Das VG Gelsenkirchen setzt sich damit eingehend auseinander. Während Richter in der Regel an einem oder zwei Tagen im selben Saal und mit derselben Besetzung an einem von den anderen Beteiligten weit entfernten Tisch verhandelten, müssten Anwälte an bis zu fünf Tagen pro Woche bei unterschiedlichen Gerichten und unterschiedlichen Spruchkörpern Termine wahrnehmen. Zudem hätten sie Kontakt zu viel mehr wechselnden Personen.

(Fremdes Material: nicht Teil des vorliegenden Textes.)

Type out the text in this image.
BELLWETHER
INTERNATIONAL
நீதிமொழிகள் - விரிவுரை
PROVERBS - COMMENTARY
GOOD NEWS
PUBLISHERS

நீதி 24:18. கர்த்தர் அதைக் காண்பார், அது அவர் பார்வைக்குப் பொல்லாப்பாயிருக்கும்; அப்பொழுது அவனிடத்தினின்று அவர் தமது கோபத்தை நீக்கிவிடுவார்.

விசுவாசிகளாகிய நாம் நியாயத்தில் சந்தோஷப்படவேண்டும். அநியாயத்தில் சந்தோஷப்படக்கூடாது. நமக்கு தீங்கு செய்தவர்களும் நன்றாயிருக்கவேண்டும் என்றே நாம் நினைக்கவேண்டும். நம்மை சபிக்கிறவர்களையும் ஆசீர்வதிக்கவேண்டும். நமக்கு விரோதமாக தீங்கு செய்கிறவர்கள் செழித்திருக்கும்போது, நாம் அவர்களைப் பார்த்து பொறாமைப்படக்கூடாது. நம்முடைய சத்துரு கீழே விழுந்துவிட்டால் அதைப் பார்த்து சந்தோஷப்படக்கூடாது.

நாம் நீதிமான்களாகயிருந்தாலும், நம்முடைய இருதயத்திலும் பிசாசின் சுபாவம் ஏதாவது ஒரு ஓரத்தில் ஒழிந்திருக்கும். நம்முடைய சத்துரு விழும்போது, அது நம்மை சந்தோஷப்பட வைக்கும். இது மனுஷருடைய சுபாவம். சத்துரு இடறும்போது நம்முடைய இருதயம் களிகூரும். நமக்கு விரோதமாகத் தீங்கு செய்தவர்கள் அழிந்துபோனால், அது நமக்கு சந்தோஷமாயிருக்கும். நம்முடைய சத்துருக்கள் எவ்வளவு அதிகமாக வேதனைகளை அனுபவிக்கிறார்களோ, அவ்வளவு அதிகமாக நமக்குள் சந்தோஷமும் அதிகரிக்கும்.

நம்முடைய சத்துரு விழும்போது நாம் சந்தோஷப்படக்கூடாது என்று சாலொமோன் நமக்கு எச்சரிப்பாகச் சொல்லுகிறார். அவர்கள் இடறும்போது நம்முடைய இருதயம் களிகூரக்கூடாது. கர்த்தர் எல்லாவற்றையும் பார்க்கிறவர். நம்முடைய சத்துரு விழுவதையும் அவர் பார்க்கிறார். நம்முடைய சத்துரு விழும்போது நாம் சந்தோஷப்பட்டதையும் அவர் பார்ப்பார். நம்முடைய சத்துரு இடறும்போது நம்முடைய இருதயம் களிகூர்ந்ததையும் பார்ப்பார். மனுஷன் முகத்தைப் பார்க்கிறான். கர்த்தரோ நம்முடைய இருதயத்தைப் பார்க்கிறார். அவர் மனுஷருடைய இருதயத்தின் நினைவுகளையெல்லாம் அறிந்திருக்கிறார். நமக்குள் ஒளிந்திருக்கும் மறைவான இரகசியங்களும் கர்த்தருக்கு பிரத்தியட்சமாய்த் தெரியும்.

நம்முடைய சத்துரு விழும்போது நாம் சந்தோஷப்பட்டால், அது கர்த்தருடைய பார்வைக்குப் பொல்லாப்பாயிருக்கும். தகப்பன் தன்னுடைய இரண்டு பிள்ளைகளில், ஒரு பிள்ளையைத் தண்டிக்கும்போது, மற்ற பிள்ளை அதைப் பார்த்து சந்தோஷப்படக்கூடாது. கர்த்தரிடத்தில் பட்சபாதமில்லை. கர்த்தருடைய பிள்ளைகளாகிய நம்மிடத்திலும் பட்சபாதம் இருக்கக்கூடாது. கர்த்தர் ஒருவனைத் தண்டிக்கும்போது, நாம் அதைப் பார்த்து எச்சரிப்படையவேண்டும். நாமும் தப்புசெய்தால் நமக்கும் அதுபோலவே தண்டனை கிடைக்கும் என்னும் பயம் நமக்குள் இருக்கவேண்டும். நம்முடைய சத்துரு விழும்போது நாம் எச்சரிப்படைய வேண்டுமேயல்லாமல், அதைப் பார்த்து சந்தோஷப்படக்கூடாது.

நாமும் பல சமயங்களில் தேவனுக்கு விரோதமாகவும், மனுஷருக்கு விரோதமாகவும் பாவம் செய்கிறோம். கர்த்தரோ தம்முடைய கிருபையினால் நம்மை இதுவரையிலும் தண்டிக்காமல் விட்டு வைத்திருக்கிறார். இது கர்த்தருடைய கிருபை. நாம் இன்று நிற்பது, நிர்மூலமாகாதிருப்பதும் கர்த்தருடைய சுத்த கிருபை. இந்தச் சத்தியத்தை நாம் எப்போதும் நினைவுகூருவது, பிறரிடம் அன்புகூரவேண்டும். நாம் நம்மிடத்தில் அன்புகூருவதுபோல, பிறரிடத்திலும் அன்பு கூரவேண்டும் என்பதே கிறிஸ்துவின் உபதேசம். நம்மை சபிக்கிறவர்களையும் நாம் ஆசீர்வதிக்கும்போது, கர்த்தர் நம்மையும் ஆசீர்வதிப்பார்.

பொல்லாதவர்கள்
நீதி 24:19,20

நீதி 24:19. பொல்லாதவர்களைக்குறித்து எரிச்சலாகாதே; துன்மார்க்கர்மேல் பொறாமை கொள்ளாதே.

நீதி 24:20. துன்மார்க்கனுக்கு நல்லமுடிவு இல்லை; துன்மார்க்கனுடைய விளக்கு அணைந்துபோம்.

Auch können Richter ebenso wie Staatsanwälte aus Sicht des VG Gelsenkirchen mehr per Mail und Telefon regeln als ein Anwalt, der häufiger persönlich mit Menschen sprechen müsste. Schließlich befänden ihre Mandanten sich in Justizvollzugsanstalten oder therapeutischen Einrichtung.

Außerdem sei die Justiz mit den nötigen elektronischen Mitteln ausgestattet, während „ein nicht unerheblicher Teil der Bevölkerung und damit die Mandantschaft der Rechtsanwälte - wie die Erfahrung mit dem Distanzunterricht in den Schulen eindrucksvoll gezeigt haben - nicht über die medialen Kenntnisse [verfüge], die für eine problemlose elektronische Kommunikation unabdingbar“ seien.

Das VG billigt dem Anwalt deshalb noch keinen Anspruch auf eine Impfung zu. Einerseits ist schlicht nicht genug Impfstoff verfügbar, so dass jeder Anspruch nur im Rahmen der aktuell bestehenden Kapazitäten bestehe. Andererseits könnte die Stadt Bochum aber ihre Differenzierung zwischen Anwälten und Justizangehörigen ja noch sachlich begründen. Für denkbar hält das VG es auch, dass Anwälte zwar in der Priorisierung gleichgestellt werden, der erst 40-jährige klagende Anwalt aber dennoch noch nicht sofort dran wäre. Mangels genügend Impfstoffs könnte die Stadt auch innerhalb der Justiz und der Anwaltschaft noch nach Alter, Vorerkrankung oder konkreter Tätigkeit priorisieren.  Die Stadt hat für ihre Reaktion nun bis zum 28. Mai 2021 Zeit.